The Operating Partnership may prepay loans under the Wells Fargo Facility at any time in whole or in part, subject to reimbursement of the lenders' breakage and redeployment costs in the case of prepayment of Eurodollar rate borrowings and, if the prepayment occurs on or before December 31, 2021, a prepayment fee. If the prepayment occurs on or prior to December 31, 2020, the prepayment fee is equal to 2.0% of the principal amount prepaid, and if the prepayment occurs after December 31, 2020 but on or prior to December 31, 2021, the prepayment fee is equal to 1.0% of the principal amount prepaid. Financial Covenants.

The Wells Fargo Facility includes the following financial covenants, subject to customary qualifications and cushions: (i) the ratio of total indebtedness to total asset value of the Company and its consolidated subsidiaries shall not exceed 60%, subject to certain exceptions pursuant to the Wells Fargo Facility, (ii) the ratio of total secured indebtedness to total asset value of the Company and its consolidated subsidiaries shall not exceed 40%, (iii) the ratio of adjusted EBITDA (as defined in the Wells Fargo Facility) to consolidated fixed charges will not be less than 1.50x, (iv) the ratio of aggregate net operating income with respect to all unencumbered eligible properties to the portion of interest expense attributable to unsecured indebtedness will not be less than 1.75x, and (v) the ratio of total unsecured indebtedness to unencumbered asset value will not exceed 60%, subject to certain exceptions pursuant to the Wells Fargo Facility.

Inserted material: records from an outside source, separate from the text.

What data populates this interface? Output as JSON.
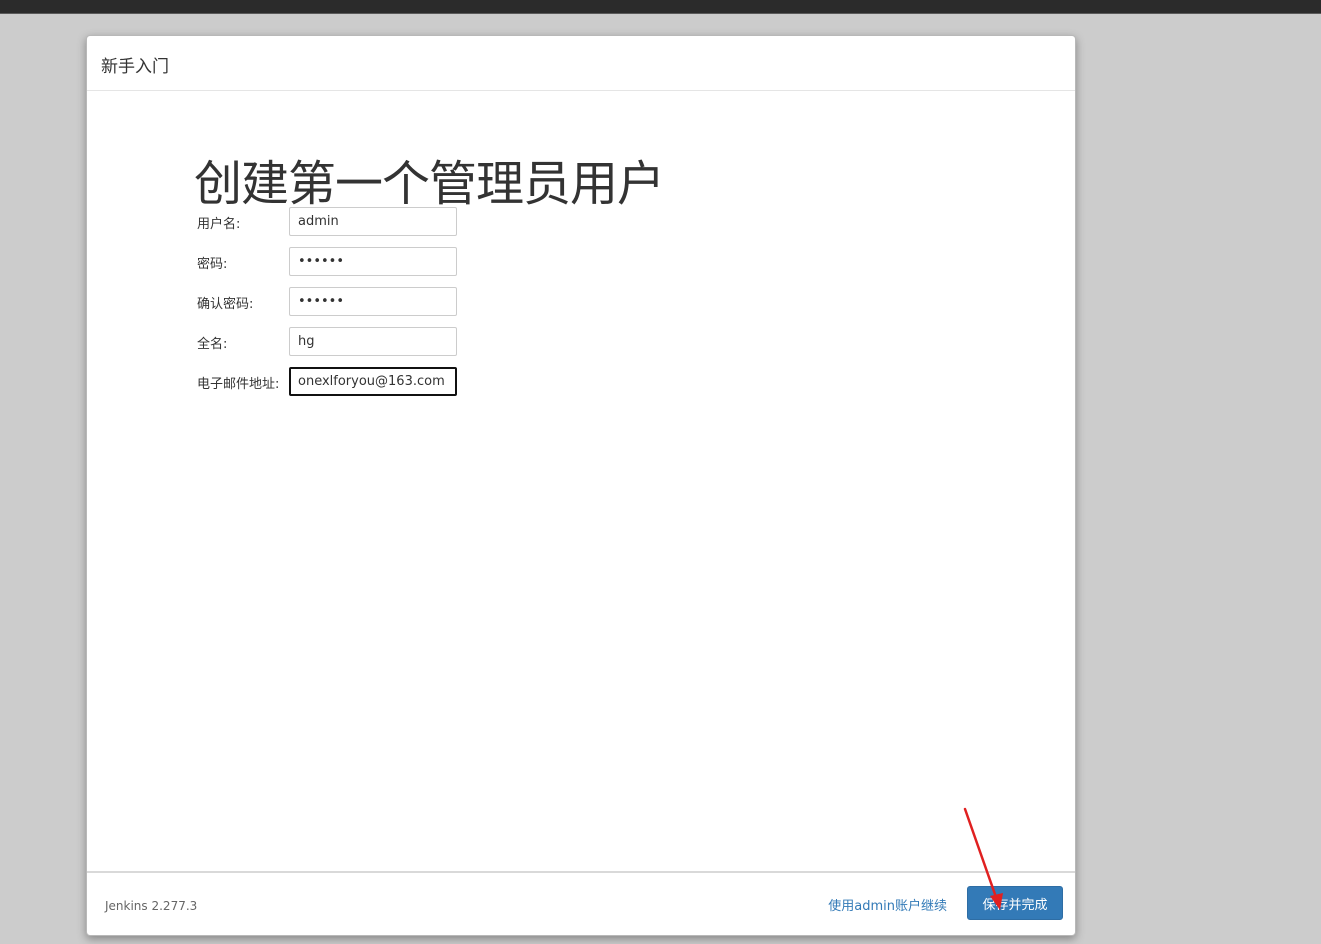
{
  "dialog": {
    "title": "新手入门",
    "heading": "创建第一个管理员用户"
  },
  "form": {
    "fields": [
      {
        "label": "用户名:",
        "value": "admin",
        "type": "text"
      },
      {
        "label": "密码:",
        "value": "••••••",
        "type": "password"
      },
      {
        "label": "确认密码:",
        "value": "••••••",
        "type": "password"
      },
      {
        "label": "全名:",
        "value": "hg",
        "type": "text"
      },
      {
        "label": "电子邮件地址:",
        "value": "onexlforyou@163.com",
        "type": "text"
      }
    ]
  },
  "footer": {
    "version": "Jenkins 2.277.3",
    "continue_link": "使用admin账户继续",
    "save_button": "保存并完成"
  },
  "colors": {
    "accent": "#337ab7",
    "annotation_arrow": "#e02020"
  }
}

Other Covenants. The Wells Fargo Facility contains customary covenants, including limitations on liens, investment, distributions, debt, fundamental changes, and transactions with affiliates, and will require certain customary financial reports.

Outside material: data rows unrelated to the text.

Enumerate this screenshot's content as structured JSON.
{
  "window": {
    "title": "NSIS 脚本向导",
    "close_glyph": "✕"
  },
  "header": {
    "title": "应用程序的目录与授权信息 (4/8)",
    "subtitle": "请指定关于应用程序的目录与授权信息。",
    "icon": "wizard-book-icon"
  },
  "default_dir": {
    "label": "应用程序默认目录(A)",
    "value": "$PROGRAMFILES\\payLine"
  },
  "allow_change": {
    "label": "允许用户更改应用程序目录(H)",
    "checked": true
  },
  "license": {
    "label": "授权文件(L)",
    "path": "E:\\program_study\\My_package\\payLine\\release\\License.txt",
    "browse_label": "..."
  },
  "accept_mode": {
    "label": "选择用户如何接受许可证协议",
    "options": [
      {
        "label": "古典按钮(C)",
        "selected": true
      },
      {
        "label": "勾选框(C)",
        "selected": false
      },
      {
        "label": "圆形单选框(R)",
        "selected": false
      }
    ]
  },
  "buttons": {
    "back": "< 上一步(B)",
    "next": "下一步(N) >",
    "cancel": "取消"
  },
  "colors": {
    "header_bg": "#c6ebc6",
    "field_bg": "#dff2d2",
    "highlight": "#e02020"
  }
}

Events of Default. The Wells Fargo Facility contains customary events of default (subject in certain cases to specified cure periods), including but not limited to non-payment, breach of covenants, representations or warranties, cross defaults, bankruptcy or other insolvency events, judgments, ERISA events, invalidity of loan documents, loss of real estate investment trust qualification, and occurrence of a change of control (defined in the Wells Fargo Facility). The Wells Fargo Facility will be used for the working capital needs of the Operating Partnership and its subsidiaries and for other general corporate purposes.

Some of the lenders and their affiliates from time to time have provided in the past and may provide in the future investment banking, commercial lending and financial advisory services to the Operating Partnership, the Company and their affiliates in the ordinary course of business.